RandomSample_out3 = RandomSample(data = fs_input1,
num_sample = 20,
sampling_mode = "KMeans||",
distance = "MANHATTAN",
input_columns = ['mpg','cyl','disp','hp','drat','wt','qsec','vs','am','gear','carb'],
as_categories = ["cyl","gear","carb"],
category_weights = [1000.0,10.0,100.0,100.0,100.0],
categorical_distance = "HAMMING",
seed = 1,
seed_column = ["model"],
iteration_num = 2
)
# Print the result DataFrame
print(RandomSample_out3.result)
# Example 4 - This example uses basic sampling to select 3 sample
# sets of sizes 2, 3 and 1 rows, weighted by car weight.
RandomSample_out4 = RandomSample(data = fs_input,
num_sample = [2,3,1],
weight_column = "wt"
)
# Print the result DataFrame
print(RandomSample_out4)
- __repr__(self)
- Returns the string representation for a RandomSample class instance.
- get_build_time(self)
- Function to return the build time of the algorithm in seconds.
When model object is created using retrieve_model(), then the value returned is
as saved in the Model Catalog.
- get_prediction_type(self)
- Function to return the Prediction type of the algorithm.

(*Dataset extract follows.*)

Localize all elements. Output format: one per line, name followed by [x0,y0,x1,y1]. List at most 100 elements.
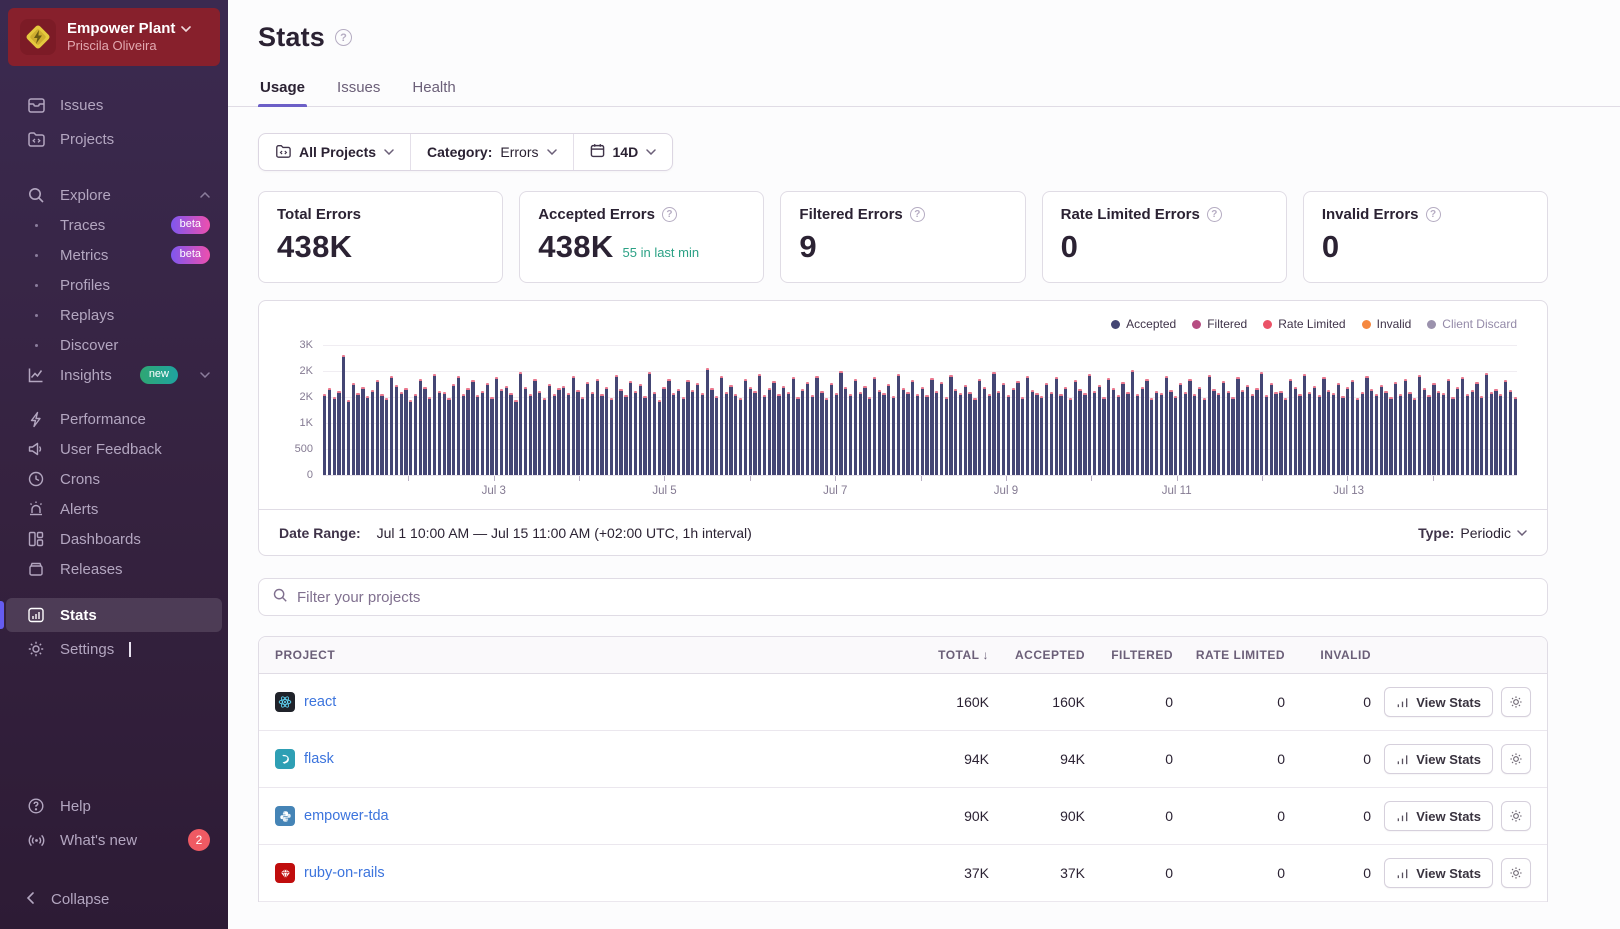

When model object is created using retrieve_model(), then the value returned is
as saved in the Model Catalog.
- get_target_column(self)
- Function to return the Target Column of the algorithm.
When model object is created using retrieve_model(), then the value returned is
as saved in the Model Catalog.
- show_query(self)
- Function to return the underlying SQL query.
When model object is created using retrieve_model(), then None is returned.
|